Por acaso, ao longo da minha vida, aconteceu-me tropeçar nalgumas provas escondidas sobre a origem de certos homens de negócio «de origens humildes», à la Belmiro (personagem cujas origens e história, aviso já, não conheço). Escusado seria dizer o que tinha de ser óbvio desde o início: são sempre histórias tenebrosas – umas mais, outras menos, variando da vigarice ao assassínio. 
 
À medida que se eleva a fortuna e o poder, estas figuras vão aprendendo a criar uma capa de respeitabilidade; mas nas primeiras fases é frequente o uso imoderado da linguagem e da brutalidade, umas vezes directa, outras vezes por intermédio de capangas e facínoras. Ainda assim, mesmo depois de atingida a fase de maior poder e sofisticação, quando em discreta situação de intimidade e longe dos olhares do mundo continuam a não se dar ao trabalho de disfarçar a ganância e a brutalidade extremas.

Por muito previsíveis que fossem estas origens em numerosos casos, uma coisa é certa: nada como dar de caras com a realidade dos factos para convencer o espírito.

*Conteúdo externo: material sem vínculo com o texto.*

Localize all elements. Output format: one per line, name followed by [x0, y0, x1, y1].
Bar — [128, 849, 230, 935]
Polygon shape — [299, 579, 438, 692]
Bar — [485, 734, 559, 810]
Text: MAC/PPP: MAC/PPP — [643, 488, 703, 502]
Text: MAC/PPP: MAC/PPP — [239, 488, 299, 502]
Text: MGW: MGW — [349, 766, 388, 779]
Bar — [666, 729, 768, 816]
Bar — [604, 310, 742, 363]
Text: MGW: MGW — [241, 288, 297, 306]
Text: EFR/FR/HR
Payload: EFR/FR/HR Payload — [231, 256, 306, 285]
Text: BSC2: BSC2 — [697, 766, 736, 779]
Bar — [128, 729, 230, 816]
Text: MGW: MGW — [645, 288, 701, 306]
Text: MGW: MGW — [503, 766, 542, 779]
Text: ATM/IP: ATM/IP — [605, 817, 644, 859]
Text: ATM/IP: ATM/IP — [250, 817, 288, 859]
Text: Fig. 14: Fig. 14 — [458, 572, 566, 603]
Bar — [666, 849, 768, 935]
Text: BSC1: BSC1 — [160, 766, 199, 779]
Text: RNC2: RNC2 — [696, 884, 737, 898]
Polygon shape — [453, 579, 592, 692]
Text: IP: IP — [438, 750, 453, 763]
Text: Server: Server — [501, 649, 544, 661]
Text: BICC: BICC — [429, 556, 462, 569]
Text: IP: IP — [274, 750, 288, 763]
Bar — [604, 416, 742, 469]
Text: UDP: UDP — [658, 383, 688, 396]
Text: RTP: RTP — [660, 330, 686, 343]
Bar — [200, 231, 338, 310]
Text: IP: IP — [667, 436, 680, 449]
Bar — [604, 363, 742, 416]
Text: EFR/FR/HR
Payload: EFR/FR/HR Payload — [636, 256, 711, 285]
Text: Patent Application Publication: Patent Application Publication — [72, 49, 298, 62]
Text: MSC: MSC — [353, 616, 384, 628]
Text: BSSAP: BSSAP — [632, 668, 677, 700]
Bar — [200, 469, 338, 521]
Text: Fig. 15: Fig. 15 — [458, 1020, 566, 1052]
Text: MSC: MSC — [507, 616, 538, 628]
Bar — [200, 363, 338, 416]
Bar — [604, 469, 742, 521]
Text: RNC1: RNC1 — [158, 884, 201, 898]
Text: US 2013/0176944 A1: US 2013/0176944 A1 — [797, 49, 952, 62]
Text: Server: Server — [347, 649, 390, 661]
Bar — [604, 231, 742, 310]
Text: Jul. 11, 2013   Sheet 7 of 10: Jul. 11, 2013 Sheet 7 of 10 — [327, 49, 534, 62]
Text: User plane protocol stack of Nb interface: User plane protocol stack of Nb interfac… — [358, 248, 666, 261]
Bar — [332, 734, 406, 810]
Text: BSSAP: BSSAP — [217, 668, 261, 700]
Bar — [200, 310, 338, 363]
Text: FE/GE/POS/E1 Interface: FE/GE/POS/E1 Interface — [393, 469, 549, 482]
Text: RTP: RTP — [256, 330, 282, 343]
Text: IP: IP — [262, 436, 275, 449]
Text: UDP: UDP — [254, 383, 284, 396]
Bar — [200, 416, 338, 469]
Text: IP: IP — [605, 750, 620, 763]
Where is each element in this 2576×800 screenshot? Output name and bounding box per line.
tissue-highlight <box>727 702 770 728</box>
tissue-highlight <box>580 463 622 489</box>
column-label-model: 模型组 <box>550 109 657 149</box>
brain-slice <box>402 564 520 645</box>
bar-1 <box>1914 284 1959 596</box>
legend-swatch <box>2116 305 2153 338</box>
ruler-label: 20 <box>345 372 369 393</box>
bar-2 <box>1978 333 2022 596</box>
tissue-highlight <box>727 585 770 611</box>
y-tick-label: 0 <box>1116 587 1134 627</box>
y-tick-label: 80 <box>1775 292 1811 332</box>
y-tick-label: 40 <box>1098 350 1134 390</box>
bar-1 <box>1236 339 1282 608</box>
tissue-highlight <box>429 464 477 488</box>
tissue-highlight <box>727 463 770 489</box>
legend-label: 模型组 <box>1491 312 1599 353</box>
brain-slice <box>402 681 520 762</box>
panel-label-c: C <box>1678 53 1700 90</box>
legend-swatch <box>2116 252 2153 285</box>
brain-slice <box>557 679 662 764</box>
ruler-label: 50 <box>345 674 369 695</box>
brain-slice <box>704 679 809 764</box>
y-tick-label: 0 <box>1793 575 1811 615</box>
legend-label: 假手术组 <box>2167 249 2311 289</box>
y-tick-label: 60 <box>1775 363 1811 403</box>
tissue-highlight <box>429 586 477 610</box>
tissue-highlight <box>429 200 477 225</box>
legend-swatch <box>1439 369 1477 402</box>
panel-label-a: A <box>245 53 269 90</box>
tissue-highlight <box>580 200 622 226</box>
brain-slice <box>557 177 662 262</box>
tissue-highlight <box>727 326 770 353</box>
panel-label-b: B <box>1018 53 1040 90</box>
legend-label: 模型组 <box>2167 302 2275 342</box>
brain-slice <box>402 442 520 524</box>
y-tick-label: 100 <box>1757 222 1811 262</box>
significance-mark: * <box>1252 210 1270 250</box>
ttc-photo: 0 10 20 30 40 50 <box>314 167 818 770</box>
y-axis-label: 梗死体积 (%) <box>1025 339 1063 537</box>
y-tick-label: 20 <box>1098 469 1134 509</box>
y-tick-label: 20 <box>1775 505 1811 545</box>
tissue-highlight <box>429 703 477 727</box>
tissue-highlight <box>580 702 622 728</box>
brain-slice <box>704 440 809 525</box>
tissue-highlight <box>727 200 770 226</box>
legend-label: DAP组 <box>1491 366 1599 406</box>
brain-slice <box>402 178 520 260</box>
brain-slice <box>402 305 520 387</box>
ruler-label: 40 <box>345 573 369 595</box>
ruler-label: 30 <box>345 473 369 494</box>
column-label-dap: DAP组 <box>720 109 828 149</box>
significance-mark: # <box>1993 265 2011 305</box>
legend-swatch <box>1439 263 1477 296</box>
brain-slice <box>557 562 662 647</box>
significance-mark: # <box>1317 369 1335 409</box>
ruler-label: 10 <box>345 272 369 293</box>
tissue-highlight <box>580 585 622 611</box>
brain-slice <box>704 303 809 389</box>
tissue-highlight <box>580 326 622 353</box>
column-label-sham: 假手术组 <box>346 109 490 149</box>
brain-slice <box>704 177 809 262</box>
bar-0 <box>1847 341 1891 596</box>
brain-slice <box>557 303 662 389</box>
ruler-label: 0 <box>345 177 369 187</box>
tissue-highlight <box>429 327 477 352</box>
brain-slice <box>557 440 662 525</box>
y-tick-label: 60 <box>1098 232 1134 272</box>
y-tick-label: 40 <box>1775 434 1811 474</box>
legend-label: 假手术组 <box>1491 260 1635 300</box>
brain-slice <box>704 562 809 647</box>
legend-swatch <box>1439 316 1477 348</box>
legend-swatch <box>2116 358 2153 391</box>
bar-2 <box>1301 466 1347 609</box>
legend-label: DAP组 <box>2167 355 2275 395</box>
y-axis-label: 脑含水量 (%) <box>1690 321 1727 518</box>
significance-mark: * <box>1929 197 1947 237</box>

A título de exemplo sobre os métodos de construção das grandes fortunas, ver «Procès d'un homme examplaire» e «Cronologia: Jacques de Groote no FMI, no Banco Mundial, no Congo, no Ruanda, na República Checa e nos tribunais suíços», ambos de Eric Toussaint.

Que a comunicação social dominante, toda ela propriedade dos poderosos, alimente a mitologia, não espanta. O que é desconcertante, e que mereceria um estudo sério na área das ciências sociais e do comportamento, é que a generalidade das pessoas humildes alimente esta mitologia dos poderosos «vindos do nada».